SanDisk used the Future of Memory and Storage (FMS) 2025 conference to unveil its UltraQLC™ technology platform, headlined by a 256TB NVMe enterprise SSD. The drive, built for AI-scale workloads and hyperscale cloud environments, represents one of the highest-capacity SSDs publicly demonstrated to date and is designed to balance extreme density with performance and energy efficiency.
The UltraQLC™ platform combines BiCS8 QLC CBA NAND with a custom multi-core controller and system-level optimizations aimed at AI-driven, data-heavy applications such as ingest pipelines, training data preparation, and high-speed AI data lakes. SanDisk claims the architecture supports lower latency, higher bandwidth, and improved reliability compared to earlier QLC-based designs, while also targeting better total cost of ownership for large-scale deployments.
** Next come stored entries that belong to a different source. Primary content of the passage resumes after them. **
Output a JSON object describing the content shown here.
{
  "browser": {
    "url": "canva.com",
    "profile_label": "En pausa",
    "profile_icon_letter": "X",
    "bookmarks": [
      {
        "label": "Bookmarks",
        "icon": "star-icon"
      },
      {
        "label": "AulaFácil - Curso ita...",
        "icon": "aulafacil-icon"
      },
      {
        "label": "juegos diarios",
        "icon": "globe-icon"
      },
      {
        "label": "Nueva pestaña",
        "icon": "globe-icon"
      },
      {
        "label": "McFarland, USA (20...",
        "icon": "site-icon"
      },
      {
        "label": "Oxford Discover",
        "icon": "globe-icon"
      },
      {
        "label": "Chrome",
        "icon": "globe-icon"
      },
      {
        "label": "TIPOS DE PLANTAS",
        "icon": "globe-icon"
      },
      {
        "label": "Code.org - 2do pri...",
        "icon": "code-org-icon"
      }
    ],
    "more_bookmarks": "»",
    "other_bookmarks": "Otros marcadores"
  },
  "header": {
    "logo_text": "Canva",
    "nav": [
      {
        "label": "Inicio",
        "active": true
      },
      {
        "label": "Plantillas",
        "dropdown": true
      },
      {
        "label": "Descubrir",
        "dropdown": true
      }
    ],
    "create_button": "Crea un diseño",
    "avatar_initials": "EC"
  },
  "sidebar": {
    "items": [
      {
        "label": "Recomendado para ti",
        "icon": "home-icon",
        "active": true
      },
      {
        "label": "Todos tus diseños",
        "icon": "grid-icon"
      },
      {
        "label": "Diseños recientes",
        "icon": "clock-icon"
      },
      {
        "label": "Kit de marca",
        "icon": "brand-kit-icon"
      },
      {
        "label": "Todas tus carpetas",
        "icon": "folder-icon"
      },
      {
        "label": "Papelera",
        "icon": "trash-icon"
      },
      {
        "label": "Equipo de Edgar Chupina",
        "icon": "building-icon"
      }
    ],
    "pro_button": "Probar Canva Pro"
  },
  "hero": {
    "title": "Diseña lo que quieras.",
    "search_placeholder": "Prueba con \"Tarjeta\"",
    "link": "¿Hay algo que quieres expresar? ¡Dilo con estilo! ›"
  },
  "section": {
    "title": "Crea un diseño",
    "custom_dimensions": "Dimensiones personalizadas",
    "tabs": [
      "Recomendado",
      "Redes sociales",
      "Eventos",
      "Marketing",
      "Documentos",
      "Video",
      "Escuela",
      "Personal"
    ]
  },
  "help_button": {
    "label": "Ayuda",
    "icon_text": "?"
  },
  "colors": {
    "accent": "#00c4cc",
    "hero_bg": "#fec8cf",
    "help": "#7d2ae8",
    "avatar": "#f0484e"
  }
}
Key technical elements include Direct Write QLC, which bypasses traditional SLC caching for power-loss safe writes on the first pass; a 2-terabit QLC die that doubles density without increasing die size; and power management features such as Dynamic Frequency Scaling, which can adjust performance within a given power budget. Projected improvements include up to 10% higher performance per watt and a Data Retention profile designed to reduce refresh cycles by roughly one-third, extending drive endurance and lowering energy use.
SanDisk also announced the SN670 128TB NVMe SSD, positioned alongside the flagship 256TB model. Both are planned for U.2 form factor availability in the first half of 2026, with additional configurations to follow later in the year.
At FMS, SanDisk will present a keynote on August 6 detailing the UltraQLC™ platform and its role in high-capacity enterprise storage. The company’s booth will feature live demonstrations of the 256TB SSD and other storage products, underscoring a broader industry push toward flash solutions capable of meeting the throughput and capacity demands of modern AI workloads.